Your 2022 Planting Season Forecast

Read Time: 2 Minutes
May 6, 2022
Dr. Brad Colman
Director of Weather Strategy at Climate LLC

Anyone who studies or interacts meaningfully with the weather knows that weather forecasting is a dynamic and ever-evolving science. It’s also what makes weather so interesting and, at times, unpredictable. Yet for what is often a nuanced game of chance and statistics, this planting season offers little in the way of surprises.


Our Weather Is Stuck in a Rut

The short version of the story is that our weather patterns are, in large, sticking closely to what they did last year. For the most part, many of the conditions you experienced last year will return (or linger) throughout the upcoming planting season. On the whole, we can expect a prolonged pattern of dry conditions across the West and western plains, and wetter conditions in the East.


So what gives? Well, it has a lot to do with some of the weather patterns that are unique within the Corn Belt. The Midwest has a generalized pattern wherein wet ground conditions drive wetter weather—and the inverse is true for dry conditions. With lots of moisture in the ground and the atmosphere, conditions favor additional rainfall. With less, the sun bakes the soil and generates heat and lower humidity, which makes it more difficult for rain to occur. In the absence of a marked and persistent change in the jetstream, this feedback loop is a pretty reliable predictor of how the conditions may unfold in your area—even beyond the Midwest itself.

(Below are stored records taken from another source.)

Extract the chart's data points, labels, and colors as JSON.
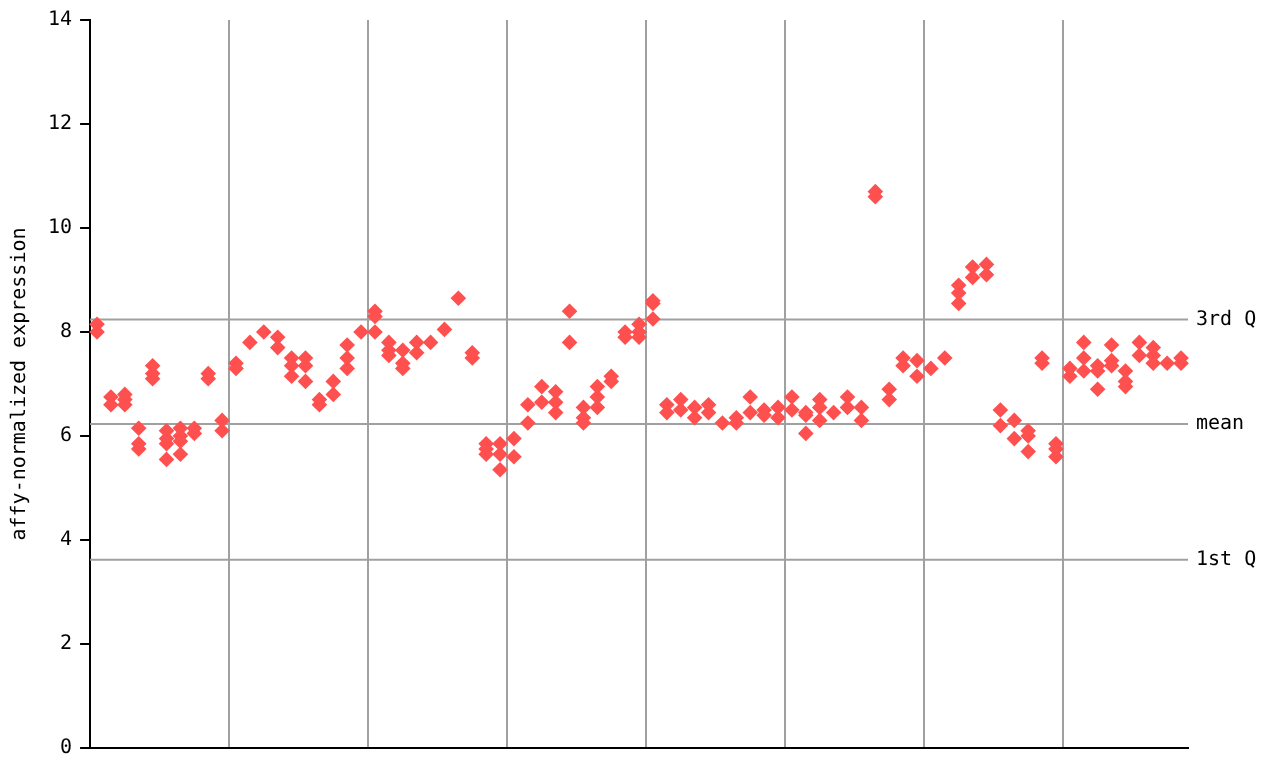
{
  "chart_data": {
    "type": "scatter",
    "ylabel": "affy-normalized expression",
    "marker": "diamond",
    "grid": "x",
    "tick_labels": "y",
    "legend": false,
    "categories": [
      null,
      null,
      null,
      null,
      null,
      null,
      null,
      null,
      null,
      null,
      null,
      null,
      null,
      null,
      null,
      null,
      null,
      null,
      null,
      null,
      null,
      null,
      null,
      null,
      null,
      null,
      null,
      null,
      null,
      null,
      null,
      null,
      null,
      null,
      null,
      null,
      null,
      null,
      null,
      null,
      null,
      null,
      null,
      null,
      null,
      null,
      null,
      null,
      null,
      null,
      null,
      null,
      null,
      null,
      null,
      null,
      null,
      null,
      null,
      null,
      null,
      null,
      null,
      null,
      null,
      null,
      null,
      null,
      null,
      null,
      null,
      null,
      null,
      null,
      null,
      null,
      null,
      null,
      null
    ],
    "ylim": [
      0,
      14
    ],
    "yticks": [
      0,
      2,
      4,
      6,
      8,
      10,
      12,
      14
    ],
    "ref_lines": [
      {
        "axis": "y",
        "value": 8.24,
        "label": "3rd Q",
        "color": "#a0a0a0"
      },
      {
        "axis": "y",
        "value": 6.23,
        "label": "mean",
        "color": "#a0a0a0"
      },
      {
        "axis": "y",
        "value": 3.62,
        "label": "1st Q",
        "color": "#a0a0a0"
      }
    ],
    "series": [
      {
        "color": "#ff5050",
        "values": [
          8.15,
          6.75,
          6.8,
          6.15,
          7.35,
          6.1,
          6.15,
          6.15,
          7.2,
          6.3,
          7.4,
          7.8,
          8.0,
          7.9,
          7.5,
          7.5,
          6.7,
          7.05,
          7.75,
          8.0,
          8.4,
          7.8,
          7.65,
          7.8,
          7.8,
          8.05,
          8.65,
          7.6,
          5.85,
          5.85,
          5.95,
          6.6,
          6.95,
          6.85,
          8.4,
          6.55,
          6.95,
          7.15,
          8.0,
          8.15,
          8.6,
          6.6,
          6.7,
          6.55,
          6.6,
          6.25,
          6.35,
          6.75,
          6.5,
          6.55,
          6.75,
          6.45,
          6.7,
          6.45,
          6.75,
          6.55,
          10.7,
          6.9,
          7.5,
          7.45,
          7.3,
          7.5,
          8.9,
          9.25,
          9.3,
          6.5,
          6.3,
          6.1,
          7.5,
          5.85,
          7.3,
          7.8,
          7.35,
          7.75,
          7.25,
          7.8,
          7.7,
          7.4,
          7.5
        ]
      },
      {
        "color": "#ff5050",
        "values": [
          8.0,
          6.6,
          6.7,
          5.85,
          7.2,
          5.95,
          6.0,
          6.05,
          7.1,
          6.1,
          7.3,
          null,
          null,
          7.7,
          7.35,
          7.35,
          6.6,
          6.8,
          7.5,
          null,
          8.3,
          7.65,
          7.4,
          7.6,
          null,
          null,
          null,
          7.5,
          5.75,
          5.65,
          5.6,
          6.25,
          6.65,
          6.65,
          7.8,
          6.35,
          6.75,
          7.05,
          7.9,
          8.0,
          8.55,
          6.45,
          6.5,
          6.35,
          6.45,
          null,
          6.25,
          6.45,
          6.4,
          6.35,
          6.5,
          6.4,
          6.55,
          null,
          6.55,
          6.3,
          10.6,
          6.7,
          7.35,
          7.15,
          null,
          null,
          8.75,
          9.05,
          9.1,
          6.2,
          5.95,
          6.0,
          7.4,
          5.75,
          7.15,
          7.5,
          7.25,
          7.45,
          7.05,
          7.55,
          7.55,
          null,
          7.4
        ]
      },
      {
        "color": "#ff5050",
        "values": [
          null,
          null,
          6.6,
          5.75,
          7.1,
          5.85,
          5.9,
          null,
          null,
          null,
          null,
          null,
          null,
          null,
          7.15,
          7.05,
          null,
          null,
          7.3,
          null,
          8.0,
          7.55,
          7.3,
          null,
          null,
          null,
          null,
          null,
          5.65,
          5.35,
          null,
          null,
          null,
          6.45,
          null,
          6.25,
          6.55,
          null,
          null,
          7.9,
          8.25,
          null,
          null,
          null,
          null,
          null,
          null,
          null,
          null,
          null,
          null,
          6.05,
          6.3,
          null,
          null,
          null,
          null,
          null,
          null,
          null,
          null,
          null,
          8.55,
          null,
          null,
          null,
          null,
          5.7,
          null,
          5.6,
          null,
          7.25,
          6.9,
          7.35,
          6.95,
          null,
          7.4,
          null,
          null
        ]
      },
      {
        "color": "#ff5050",
        "values": [
          null,
          null,
          null,
          null,
          null,
          5.55,
          5.65,
          null,
          null,
          null,
          null,
          null,
          null,
          null,
          null,
          null,
          null,
          null,
          null,
          null,
          null,
          null,
          null,
          null,
          null,
          null,
          null,
          null,
          null,
          null,
          null,
          null,
          null,
          null,
          null,
          null,
          null,
          null,
          null,
          null,
          null,
          null,
          null,
          null,
          null,
          null,
          null,
          null,
          null,
          null,
          null,
          null,
          null,
          null,
          null,
          null,
          null,
          null,
          null,
          null,
          null,
          null,
          null,
          null,
          null,
          null,
          null,
          null,
          null,
          null,
          null,
          null,
          null,
          null,
          null,
          null,
          null,
          null,
          null
        ]
      }
    ]
  }
}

Dry West, Wet East, and Some Exceptions

Looking ahead, these patterns are pretty well locked in. That said, there are some notable shifts in the mix. While the drought eased some in the Northern states over the winter, these dry conditions are intensifying a bit and moving farther south. As such, the southern plains are starting this year pretty dry, with a high likelihood that these conditions will persist into the summer. Our simulations overwhelmingly show the same dryness from last year lingering across the western high plains, particularly stretching between the Dakotas through Texas, but also gradually spreading east into southern Minnesota, Iowa, and northwest Missouri. 


While farms throughout the West will be wishing for more rain, farms across the East may very well wish for less of it. That’s because the already wet conditions are expected to continue, particularly throughout the Ohio Valley. This is largely due to a concentrated gradient between the dry conditions in the west and the wet conditions in the east. Stretching across much of Missouri and Illinois, this gradient will bring considerable amounts of rain in the southern parts of both states, while the northern areas will remain pretty parched.


Precipitation Outlook: May 2022

Data Source: NOAA, Data: CPC


Local Variations and Anomalies

Granted, broad weather trends are just that: trends. There will always be local patterns and deviations that could crop up in your neck of the woods. All in all however, the ongoing conditions in your area should inform your strategy for how you manage your inputs throughout the planting season. Knowing what’s ahead is key for planning—and pacing yourself—through the coming months. 


Of course, there is always the possibility of localized developments, such as tropical storm systems bringing in much-needed moisture throughout the Gulf Coast. This is of course one of many potential developments we’ll be monitoring as we get closer. But for now, we’re looking at a lot more of the same for this planting season.

About the Author

Dr. Brad Colman is the Director of Weather Strategy at Climate LLC. Brad joined Climate six and a half years ago when he first led the development of the early weather capabilities offered through FieldView. His current role is focused on ensuring scientists across Climate and Bayer have access to the environmental information they need to develop agronomic models and maintain the vast global breeding and production pipelines across Bayer Crop Science. After earning his Sc.D. from MIT, Brad started his career with the NOAA and National Weather Service and spent 38 years doing jobs ranging between a weather forecaster in Alaska to a Lab Director in Washington, D.C.